O debate sobre as causas dessa verdadeira tragédia nacional, a violência urbana, movimenta a academia e os fóruns de segurança pública, debruçados sobre os elementos sociais e econômicos que forjam uma Nação onde a inviolabilidade do direito à vida parece não passar de um mero princípio norteador inscrito na Constituição. Entretanto, um dos elementos causadores desse fenômeno é de fácil identificação: a vergonhosa impunidade que parece ser um traço distintivo da identidade nacional.

Somente cerca de 5% dos inquéritos instaurados para a apuração de mortes violentas no País resultam em denúncias por homicídio apresentadas à Justiça, de acordo com um levantamento do Conselho Nacional do Ministério Público (CNMP). Em boa medida, a altíssima taxa de arquivamento dos inquéritos – e a consequente impunidade dos criminosos – deve-se à ineficiência das Polícias Civis dos Estados, responsáveis pela fase de investigação criminal, que determina a autoria dos crimes.
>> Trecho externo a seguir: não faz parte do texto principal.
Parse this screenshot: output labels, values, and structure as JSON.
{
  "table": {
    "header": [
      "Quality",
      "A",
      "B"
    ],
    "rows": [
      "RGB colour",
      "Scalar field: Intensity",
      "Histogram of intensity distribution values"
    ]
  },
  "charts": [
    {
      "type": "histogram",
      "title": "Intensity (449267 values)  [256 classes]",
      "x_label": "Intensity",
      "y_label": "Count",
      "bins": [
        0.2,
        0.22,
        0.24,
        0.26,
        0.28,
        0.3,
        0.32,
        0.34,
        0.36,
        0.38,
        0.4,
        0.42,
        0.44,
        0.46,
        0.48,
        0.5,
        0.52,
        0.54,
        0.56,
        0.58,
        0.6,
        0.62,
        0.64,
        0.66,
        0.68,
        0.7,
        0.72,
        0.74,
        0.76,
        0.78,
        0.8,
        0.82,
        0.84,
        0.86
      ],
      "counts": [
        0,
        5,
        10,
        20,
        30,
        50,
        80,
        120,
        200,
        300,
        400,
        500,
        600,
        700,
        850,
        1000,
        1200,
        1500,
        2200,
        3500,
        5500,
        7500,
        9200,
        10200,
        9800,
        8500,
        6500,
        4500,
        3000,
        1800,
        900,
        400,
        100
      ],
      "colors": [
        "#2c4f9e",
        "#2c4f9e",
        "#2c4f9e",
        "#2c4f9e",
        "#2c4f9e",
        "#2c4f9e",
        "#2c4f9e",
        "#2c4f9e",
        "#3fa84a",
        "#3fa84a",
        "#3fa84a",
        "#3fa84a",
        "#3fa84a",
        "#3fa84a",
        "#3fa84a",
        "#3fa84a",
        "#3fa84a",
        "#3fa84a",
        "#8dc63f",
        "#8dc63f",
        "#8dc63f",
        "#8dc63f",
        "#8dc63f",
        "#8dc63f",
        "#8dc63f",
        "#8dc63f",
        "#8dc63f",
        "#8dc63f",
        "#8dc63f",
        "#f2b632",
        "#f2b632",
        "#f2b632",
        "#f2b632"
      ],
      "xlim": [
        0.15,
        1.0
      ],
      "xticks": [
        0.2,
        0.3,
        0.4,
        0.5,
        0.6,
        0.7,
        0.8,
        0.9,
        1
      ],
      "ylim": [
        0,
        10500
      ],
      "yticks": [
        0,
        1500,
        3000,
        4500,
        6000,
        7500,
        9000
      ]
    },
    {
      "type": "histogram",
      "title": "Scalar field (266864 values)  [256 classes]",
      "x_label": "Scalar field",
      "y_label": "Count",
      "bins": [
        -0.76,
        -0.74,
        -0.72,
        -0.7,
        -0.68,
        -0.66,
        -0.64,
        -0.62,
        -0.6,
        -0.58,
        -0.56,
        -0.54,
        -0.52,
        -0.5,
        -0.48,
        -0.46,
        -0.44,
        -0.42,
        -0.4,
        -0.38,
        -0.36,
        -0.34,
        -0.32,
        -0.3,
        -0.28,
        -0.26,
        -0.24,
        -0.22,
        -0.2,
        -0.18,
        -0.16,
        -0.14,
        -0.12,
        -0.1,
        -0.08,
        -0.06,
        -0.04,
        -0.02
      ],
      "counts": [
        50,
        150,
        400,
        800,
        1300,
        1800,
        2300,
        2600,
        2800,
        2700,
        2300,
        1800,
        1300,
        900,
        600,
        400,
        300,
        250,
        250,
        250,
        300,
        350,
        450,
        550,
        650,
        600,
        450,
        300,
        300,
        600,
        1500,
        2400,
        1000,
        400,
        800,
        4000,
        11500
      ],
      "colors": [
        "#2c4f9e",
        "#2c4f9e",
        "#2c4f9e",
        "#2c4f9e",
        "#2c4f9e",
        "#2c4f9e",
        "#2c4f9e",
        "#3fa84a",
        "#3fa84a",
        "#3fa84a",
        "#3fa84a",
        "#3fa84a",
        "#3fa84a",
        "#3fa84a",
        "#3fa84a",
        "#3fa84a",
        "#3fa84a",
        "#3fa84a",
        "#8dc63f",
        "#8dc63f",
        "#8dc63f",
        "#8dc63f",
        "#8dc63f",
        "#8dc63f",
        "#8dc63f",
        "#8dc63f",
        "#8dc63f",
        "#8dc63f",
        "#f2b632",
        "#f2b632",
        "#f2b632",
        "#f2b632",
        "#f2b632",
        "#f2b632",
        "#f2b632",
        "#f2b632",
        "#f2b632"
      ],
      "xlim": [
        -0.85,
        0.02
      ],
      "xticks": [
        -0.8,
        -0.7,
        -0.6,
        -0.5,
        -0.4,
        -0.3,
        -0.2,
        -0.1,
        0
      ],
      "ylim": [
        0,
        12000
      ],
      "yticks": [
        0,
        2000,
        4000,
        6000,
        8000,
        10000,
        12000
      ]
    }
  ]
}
Prestes a completar 18 anos de vigência, a Lei 9.807, de 13 julho de 1999, instituiu o Programa de Proteção a Vítimas e Testemunhas Ameaçadas (Provita), concebido pelo então Secretário Nacional de Direitos Humanos do governo FHC, José Gregori. Considerada “a mãe de todas as provas”, a prova testemunhal seria resguardada pela proteção do Estado dada aos cidadãos dispostos a colaborar com a Justiça na elucidação dos crimes de homicídio, contribuindo, assim, para o aumento do indicador de eficiência das investigações e, consequentemente, para a redução da impunidade.

A despeito de suas nobres intenções, o Provita não propiciou melhora significativa na taxa de elucidação de crimes. Não se trata de negar a importância do programa federal, evidentemente. Ao contrário, o dado serve de alerta para que eventuais correções possam ser feitas e a lei cumpra o desígnio que a motivou.
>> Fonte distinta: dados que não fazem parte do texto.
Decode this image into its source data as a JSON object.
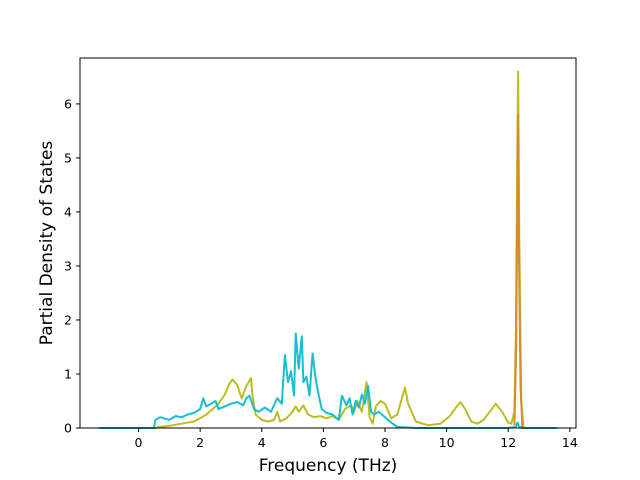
{
  "chart_data": {
    "type": "line",
    "title": "",
    "xlabel": "Frequency (THz)",
    "ylabel": "Partial Density of States",
    "xlim": [
      -1.9,
      14.2
    ],
    "ylim": [
      0,
      6.85
    ],
    "xticks": [
      0,
      2,
      4,
      6,
      8,
      10,
      12,
      14
    ],
    "yticks": [
      0,
      1,
      2,
      3,
      4,
      5,
      6
    ],
    "grid": false,
    "legend": "none",
    "colors": {
      "gold": "#bcbd22",
      "cyan": "#17becf",
      "orange": "#d98a2b"
    },
    "series": [
      {
        "color": "#bcbd22",
        "x": [
          -1.3,
          0.55,
          0.7,
          1.0,
          1.4,
          1.8,
          2.0,
          2.2,
          2.4,
          2.6,
          2.8,
          2.95,
          3.05,
          3.2,
          3.35,
          3.5,
          3.65,
          3.7,
          3.8,
          4.0,
          4.2,
          4.4,
          4.5,
          4.6,
          4.8,
          5.0,
          5.1,
          5.2,
          5.35,
          5.5,
          5.7,
          5.9,
          6.1,
          6.3,
          6.5,
          6.7,
          6.9,
          7.0,
          7.1,
          7.25,
          7.4,
          7.5,
          7.6,
          7.7,
          7.85,
          8.0,
          8.2,
          8.4,
          8.55,
          8.65,
          8.75,
          9.0,
          9.4,
          9.8,
          10.1,
          10.3,
          10.45,
          10.6,
          10.8,
          11.0,
          11.2,
          11.4,
          11.6,
          11.8,
          12.0,
          12.1,
          12.2,
          12.25,
          12.3,
          12.32,
          12.36,
          12.42,
          12.5,
          13.6
        ],
        "values": [
          0,
          0,
          0.02,
          0.04,
          0.08,
          0.12,
          0.18,
          0.25,
          0.35,
          0.45,
          0.62,
          0.82,
          0.9,
          0.8,
          0.55,
          0.78,
          0.92,
          0.6,
          0.25,
          0.15,
          0.12,
          0.15,
          0.3,
          0.12,
          0.18,
          0.3,
          0.4,
          0.3,
          0.42,
          0.25,
          0.2,
          0.22,
          0.18,
          0.22,
          0.15,
          0.35,
          0.42,
          0.3,
          0.5,
          0.3,
          0.85,
          0.2,
          0.08,
          0.4,
          0.5,
          0.45,
          0.18,
          0.25,
          0.55,
          0.75,
          0.45,
          0.12,
          0.05,
          0.08,
          0.22,
          0.38,
          0.48,
          0.35,
          0.12,
          0.08,
          0.15,
          0.3,
          0.45,
          0.3,
          0.1,
          0.08,
          0.3,
          1.8,
          5.5,
          6.6,
          3.5,
          0.5,
          0,
          0
        ]
      },
      {
        "color": "#17becf",
        "x": [
          -1.3,
          0.5,
          0.55,
          0.7,
          1.0,
          1.2,
          1.4,
          1.6,
          1.8,
          2.0,
          2.1,
          2.2,
          2.35,
          2.5,
          2.6,
          2.8,
          3.0,
          3.2,
          3.4,
          3.5,
          3.6,
          3.75,
          3.9,
          4.1,
          4.3,
          4.5,
          4.65,
          4.75,
          4.85,
          4.95,
          5.05,
          5.1,
          5.2,
          5.3,
          5.35,
          5.45,
          5.55,
          5.65,
          5.75,
          5.85,
          5.95,
          6.1,
          6.3,
          6.5,
          6.6,
          6.75,
          6.85,
          6.95,
          7.05,
          7.15,
          7.25,
          7.35,
          7.45,
          7.55,
          7.65,
          7.8,
          8.0,
          8.2,
          8.4,
          9.0,
          10.0,
          11.0,
          12.0,
          12.25,
          12.3,
          12.35,
          12.45,
          13.6
        ],
        "values": [
          0,
          0,
          0.15,
          0.2,
          0.15,
          0.22,
          0.2,
          0.25,
          0.28,
          0.35,
          0.55,
          0.4,
          0.45,
          0.5,
          0.35,
          0.4,
          0.45,
          0.48,
          0.42,
          0.55,
          0.6,
          0.35,
          0.3,
          0.38,
          0.3,
          0.55,
          0.45,
          1.35,
          0.85,
          1.05,
          0.6,
          1.75,
          1.1,
          1.7,
          0.85,
          0.95,
          0.6,
          1.38,
          0.9,
          0.6,
          0.35,
          0.28,
          0.25,
          0.15,
          0.6,
          0.42,
          0.55,
          0.25,
          0.5,
          0.38,
          0.62,
          0.45,
          0.78,
          0.3,
          0.25,
          0.3,
          0.2,
          0.1,
          0.02,
          0,
          0,
          0,
          0,
          0.02,
          0.1,
          0.03,
          0,
          0
        ]
      },
      {
        "color": "#d98a2b",
        "x": [
          12.2,
          12.26,
          12.3,
          12.32,
          12.35,
          12.4,
          12.46
        ],
        "values": [
          0.05,
          1.5,
          4.5,
          5.8,
          3.2,
          0.8,
          0
        ]
      }
    ]
  }
}
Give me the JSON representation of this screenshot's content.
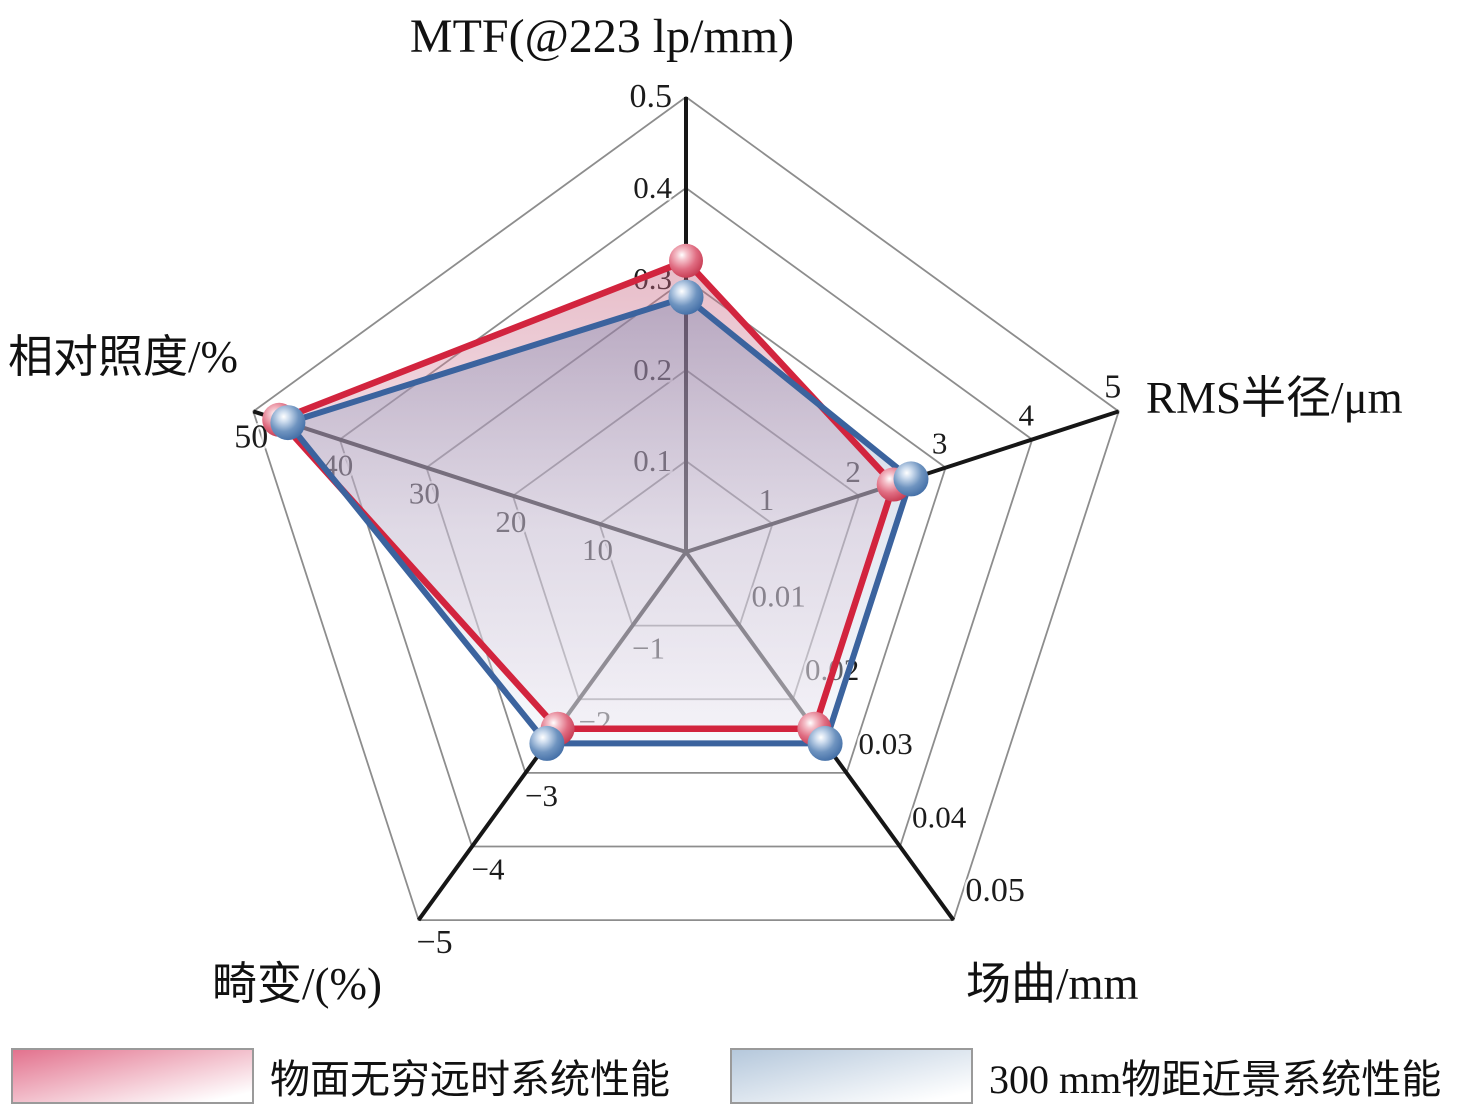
{
  "chart_data": {
    "type": "radar",
    "shape": "pentagon",
    "grid": "on",
    "rings_per_axis": 5,
    "legend_position": "bottom",
    "colors": {
      "red_line": "#d2243e",
      "blue_line": "#3b639e",
      "grid_gray": "#8d8d8d",
      "axis_black": "#161616",
      "overlap_fill_top": "#a89cb4"
    },
    "axes": [
      {
        "label": "MTF(@223 lp/mm)",
        "max": 0.5,
        "ticks": [
          "0.1",
          "0.2",
          "0.3",
          "0.4",
          "0.5"
        ]
      },
      {
        "label": "RMS半径/μm",
        "max": 5,
        "ticks": [
          "1",
          "2",
          "3",
          "4",
          "5"
        ]
      },
      {
        "label": "场曲/mm",
        "max": 0.05,
        "ticks": [
          "0.01",
          "0.02",
          "0.03",
          "0.04",
          "0.05"
        ]
      },
      {
        "label": "畸变/(%)",
        "max": 5,
        "ticks": [
          "−1",
          "−2",
          "−3",
          "−4",
          "−5"
        ]
      },
      {
        "label": "相对照度/%",
        "max": 50,
        "ticks": [
          "10",
          "20",
          "30",
          "40",
          "50"
        ]
      }
    ],
    "series": [
      {
        "name": "物面无穷远时系统性能",
        "color": "#d2243e",
        "marker": "sphere-red",
        "values": [
          0.32,
          2.4,
          0.024,
          -2.4,
          47
        ]
      },
      {
        "name": "300 mm物距近景系统性能",
        "color": "#3b639e",
        "marker": "sphere-blue",
        "values": [
          0.28,
          2.6,
          0.026,
          -2.6,
          46
        ]
      }
    ]
  }
}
Com orçamento de R$ 11,7 milhões para o ano, até julho o Provita executou apenas cerca de R$ 2,6 milhões. De acordo com a Secretaria Especial de Direitos Humanos, de 2010 para cá, o número de vítimas e testemunhas assistidas pelo programa caiu de 1.048 para aproximadamente 500 pessoas. Sandra Carvalho, representante da ONG Justiça Global, atribui a queda à “precarização das políticas de proteção” e ao que classificou como “desmonte do sistema de proteção”. Em abril de 2016, a presidente cassada Dilma Rousseff assinou o Decreto 8.724, que afastou as organizações não governamentais da coordenação dos programas de proteção a vítimas e testemunhas e a transferiu para o âmbito do Conselho Deliberativo do Programa de Proteção aos Defensores de Direitos Humanos. A agilidade na autorização de medidas de proteção por um conselho estatal não é exatamente aquela que esperam as vítimas e testemunhas dispostas a colaborar com a Justiça, sobretudo estando ameaçadas de morte em virtude do que viram ou do que sofreram.
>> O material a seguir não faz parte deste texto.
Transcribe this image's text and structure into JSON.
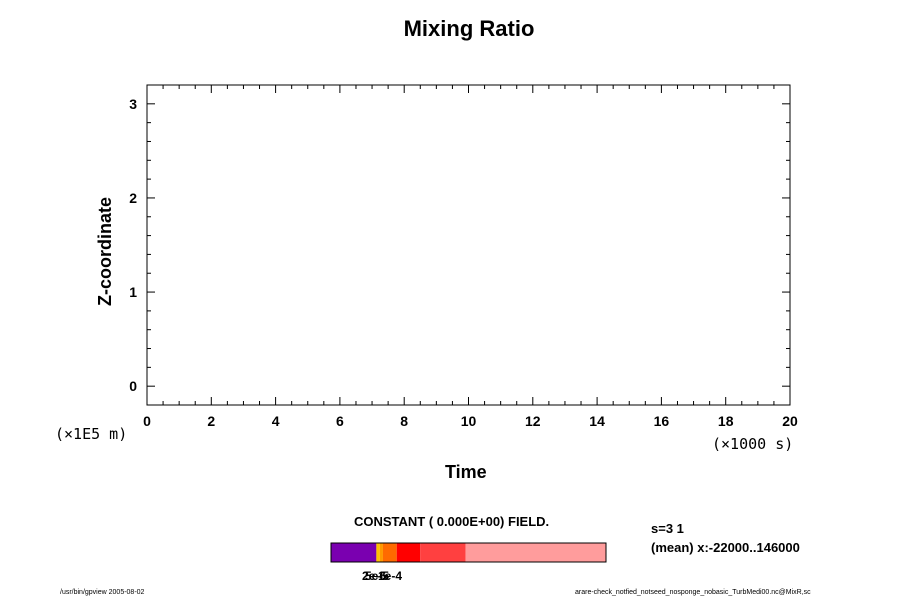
{
  "chart_data": {
    "type": "heatmap",
    "title": "Mixing Ratio",
    "xlabel": "Time",
    "ylabel": "Z-coordinate",
    "x_scale_note": "(×1000 s)",
    "y_scale_note": "(×1E5 m)",
    "xlim": [
      0,
      20
    ],
    "ylim": [
      -0.2,
      3.2
    ],
    "x_ticks": [
      0,
      2,
      4,
      6,
      8,
      10,
      12,
      14,
      16,
      18,
      20
    ],
    "y_ticks": [
      0,
      1,
      2,
      3
    ],
    "field_note": "CONSTANT ( 0.000E+00) FIELD.",
    "values": [],
    "colorbar": {
      "tick_labels": [
        "2e-6",
        "5e-5",
        "1e-4"
      ],
      "segments": [
        {
          "color": "#7a00b0",
          "frac": 0.165
        },
        {
          "color": "#ffc000",
          "frac": 0.012
        },
        {
          "color": "#ff9900",
          "frac": 0.012
        },
        {
          "color": "#ff6a00",
          "frac": 0.05
        },
        {
          "color": "#ff0000",
          "frac": 0.085
        },
        {
          "color": "#ff4040",
          "frac": 0.165
        },
        {
          "color": "#ff9c9c",
          "frac": 0.511
        }
      ]
    }
  },
  "annotation": {
    "line1": "s=3 1",
    "line2": "(mean) x:-22000..146000"
  },
  "footer": {
    "left": "/usr/bin/gpview 2005-08-02",
    "right": "arare-check_notfied_notseed_nosponge_nobasic_TurbMedi00.nc@MixR,sc"
  }
}
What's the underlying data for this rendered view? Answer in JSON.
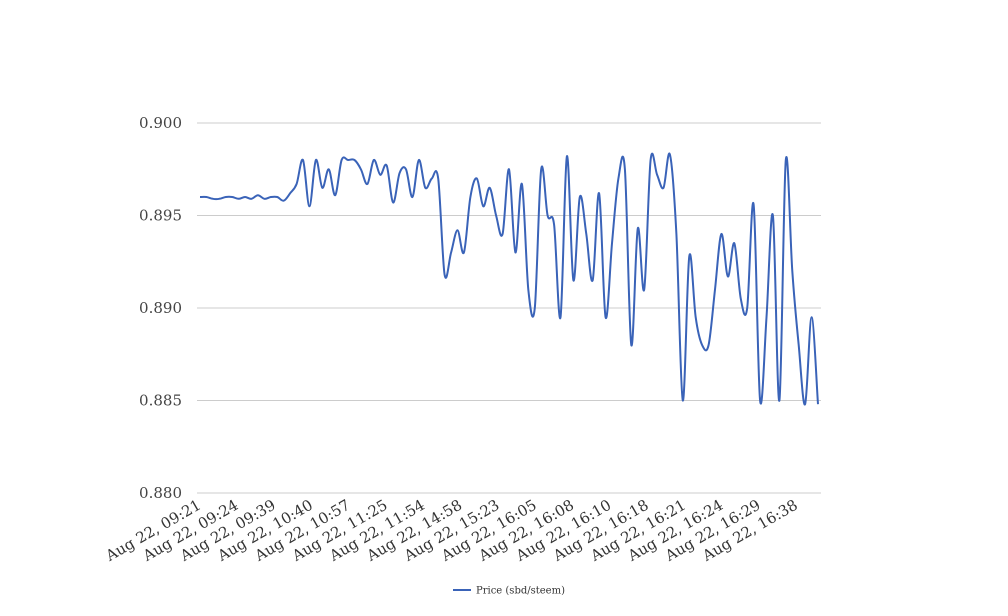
{
  "chart_data": {
    "type": "line",
    "title": "",
    "xlabel": "",
    "ylabel": "",
    "ylim": [
      0.88,
      0.9
    ],
    "yticks": [
      "0.880",
      "0.885",
      "0.890",
      "0.895",
      "0.900"
    ],
    "grid": true,
    "legend_position": "bottom-center",
    "xtick_labels": [
      "Aug 22, 09:21",
      "Aug 22, 09:24",
      "Aug 22, 09:39",
      "Aug 22, 10:40",
      "Aug 22, 10:57",
      "Aug 22, 11:25",
      "Aug 22, 11:54",
      "Aug 22, 14:58",
      "Aug 22, 15:23",
      "Aug 22, 16:05",
      "Aug 22, 16:08",
      "Aug 22, 16:10",
      "Aug 22, 16:18",
      "Aug 22, 16:21",
      "Aug 22, 16:24",
      "Aug 22, 16:29",
      "Aug 22, 16:38"
    ],
    "series": [
      {
        "name": "Price (sbd/steem)",
        "color": "#3a63b8",
        "values": [
          0.896,
          0.896,
          0.8959,
          0.8959,
          0.896,
          0.896,
          0.8959,
          0.896,
          0.8959,
          0.8961,
          0.8959,
          0.896,
          0.896,
          0.8958,
          0.8962,
          0.8967,
          0.898,
          0.8955,
          0.898,
          0.8965,
          0.8975,
          0.8961,
          0.898,
          0.898,
          0.898,
          0.8975,
          0.8967,
          0.898,
          0.8972,
          0.8977,
          0.8957,
          0.8973,
          0.8975,
          0.896,
          0.898,
          0.8965,
          0.897,
          0.897,
          0.8918,
          0.893,
          0.8942,
          0.893,
          0.896,
          0.897,
          0.8955,
          0.8965,
          0.895,
          0.894,
          0.8975,
          0.893,
          0.8967,
          0.891,
          0.89,
          0.8975,
          0.895,
          0.8945,
          0.8895,
          0.8982,
          0.8915,
          0.896,
          0.894,
          0.8915,
          0.8962,
          0.8895,
          0.8935,
          0.897,
          0.8975,
          0.888,
          0.8943,
          0.891,
          0.898,
          0.8972,
          0.8965,
          0.8983,
          0.894,
          0.885,
          0.8928,
          0.8895,
          0.888,
          0.888,
          0.891,
          0.894,
          0.8917,
          0.8935,
          0.8905,
          0.89,
          0.8956,
          0.885,
          0.8895,
          0.895,
          0.885,
          0.898,
          0.892,
          0.888,
          0.8848,
          0.8895,
          0.8848
        ]
      }
    ]
  }
}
A despeito de relatórios que possam indicar a redução do número de homicídios em determinados Estados, o fato é que a sociedade brasileira se sente sob constante ameaça. A sensação de insegurança é uma triste rotina para a grande maioria dos brasileiros. Esta realidade só começará a mudar quando os índices de impunidade atingirem patamares minimamente civilizados. Isso passa, necessariamente, pela valorização de políticas de segurança pública como o Provita. E, é óbvio, pela melhora dos métodos de investigação criminal da Polícia Judiciária.